Yellen Calls Invoking 14th Amendment to Raise Debt Limit ‘Legally Questionable’

Treasury Secretary Janet L. Yellen on Thursday downplayed the possibility that President Biden could essentially ignore the debt limit by invoking the 14th Amendment, calling the idea “legally questionable.”

Her comments come as lawmakers and the Biden administration remain locked in a standoff over whether and how to raise the debt ceiling, which caps how much money the federal government can borrow. Ms. Yellen warned lawmakers last week that the United States could run out of money to pay its bills on time by June 1.

Mr. Biden is scheduled to meet with top congressional leaders again on Friday, after an initial meeting on Tuesday failed to elicit an agreement.

The brinkmanship has raised questions about whether the Biden administration can act on its own to raise the $31.4 trillion borrowing cap by relying on a clause in the 14th Amendment stating that “the validity of the public debt of the United States, authorized by law, including debts incurred for payment of pensions and bounties for services in suppressing insurrection or rebellion, shall not be questioned.”

The strategy would effectively be a constitutional challenge to the debt limit. Under the theory, the government would be required by the 14th Amendment to continue issuing new debt to pay bondholders, Social Security recipients, government employees and others, even if Congress fails to lift the limit before the so-called X-date.

Ms. Yellen, however, continued to dismiss that notion.

“There would clearly be litigation around that; it’s not a short-run solution,” Ms. Yellen said at a news conference in Japan before a meeting of finance ministers from the Group of 7 nations. “It’s legally questionable whether or not that’s a viable strategy.”

Biden administration officials have studied the idea, but the president also voiced similar skepticism this week after meeting with Speaker Kevin McCarthy and predicted that unilateral action to raise the debt limit without Congress would spur litigation.

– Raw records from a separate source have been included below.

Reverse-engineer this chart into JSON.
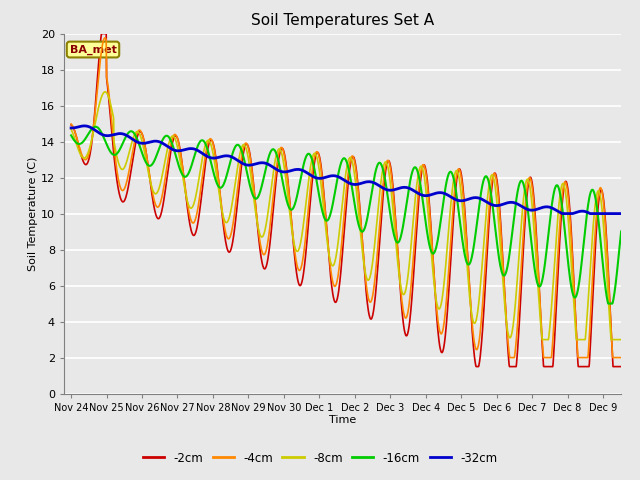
{
  "title": "Soil Temperatures Set A",
  "xlabel": "Time",
  "ylabel": "Soil Temperature (C)",
  "ylim": [
    0,
    20
  ],
  "background_color": "#e8e8e8",
  "annotation_text": "BA_met",
  "annotation_bg": "#ffff99",
  "annotation_border": "#8B8000",
  "tick_labels": [
    "Nov 24",
    "Nov 25",
    "Nov 26",
    "Nov 27",
    "Nov 28",
    "Nov 29",
    "Nov 30",
    "Dec 1",
    "Dec 2",
    "Dec 3",
    "Dec 4",
    "Dec 5",
    "Dec 6",
    "Dec 7",
    "Dec 8",
    "Dec 9"
  ],
  "series": [
    {
      "label": "-2cm",
      "color": "#cc0000",
      "lw": 1.2
    },
    {
      "label": "-4cm",
      "color": "#ff8800",
      "lw": 1.2
    },
    {
      "label": "-8cm",
      "color": "#cccc00",
      "lw": 1.2
    },
    {
      "label": "-16cm",
      "color": "#00cc00",
      "lw": 1.5
    },
    {
      "label": "-32cm",
      "color": "#0000cc",
      "lw": 2.0
    }
  ]
}
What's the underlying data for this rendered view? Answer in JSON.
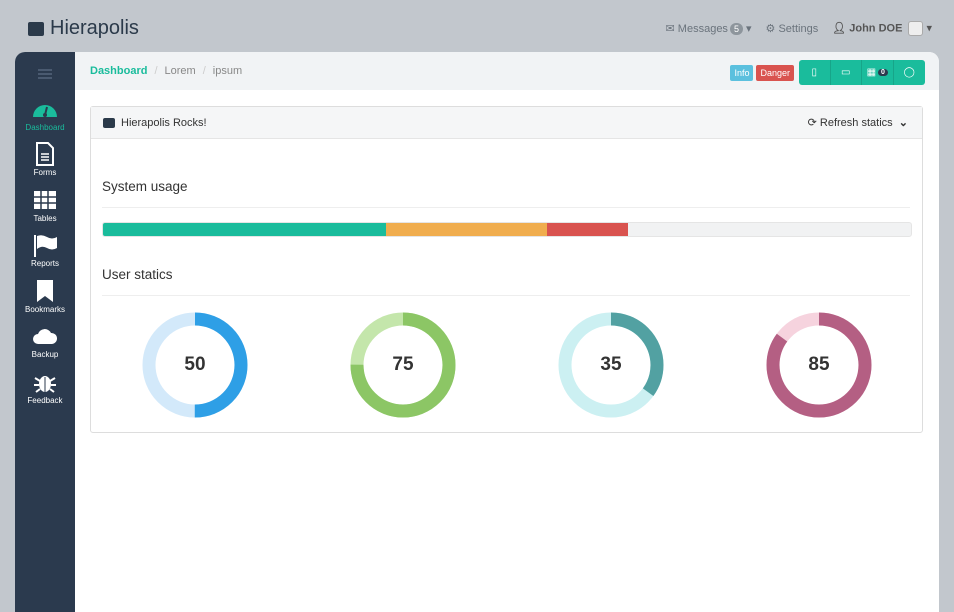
{
  "brand": {
    "name": "Hierapolis"
  },
  "topnav": {
    "messages": "Messages",
    "messages_count": "5",
    "settings": "Settings",
    "user": "John DOE"
  },
  "sidebar": {
    "items": [
      {
        "label": "Dashboard"
      },
      {
        "label": "Forms"
      },
      {
        "label": "Tables"
      },
      {
        "label": "Reports"
      },
      {
        "label": "Bookmarks"
      },
      {
        "label": "Backup"
      },
      {
        "label": "Feedback"
      }
    ]
  },
  "breadcrumb": [
    "Dashboard",
    "Lorem",
    "ipsum"
  ],
  "toolbar": {
    "info": "Info",
    "danger": "Danger",
    "calendar_count": "0"
  },
  "panel": {
    "title": "Hierapolis Rocks!",
    "refresh": "Refresh statics",
    "system_usage": "System usage",
    "user_statics": "User statics"
  },
  "usage": [
    {
      "percent": 35,
      "color": "#1abc9c"
    },
    {
      "percent": 20,
      "color": "#f0ad4e"
    },
    {
      "percent": 10,
      "color": "#d9534f"
    }
  ],
  "donuts": [
    {
      "value": 50,
      "color": "#2e9fe6",
      "track": "#d3e9fa"
    },
    {
      "value": 75,
      "color": "#8cc665",
      "track": "#c4e6ab"
    },
    {
      "value": 35,
      "color": "#52a1a2",
      "track": "#ccf0f2"
    },
    {
      "value": 85,
      "color": "#b45f83",
      "track": "#f6d3de"
    }
  ]
}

As she prepared to meet with her international counterparts, Ms. Yellen warned that failing to lift the debt limit would have dire consequences for the United States and the world economy. She noted the significant uncertainty associated with a default but predicted that a sharp decline in government spending combined with the expected turmoil in financial markets would lead to a “very substantial downturn.”

“A default would threaten the gains that we’ve worked so hard to make over the past few years in our pandemic recovery,” Ms. Yellen said. “And it would spark a global downturn that would set us back much further.”

She added: “It would also risk undermining U.S. global economic leadership and raise questions about our ability to defend our national security interests.”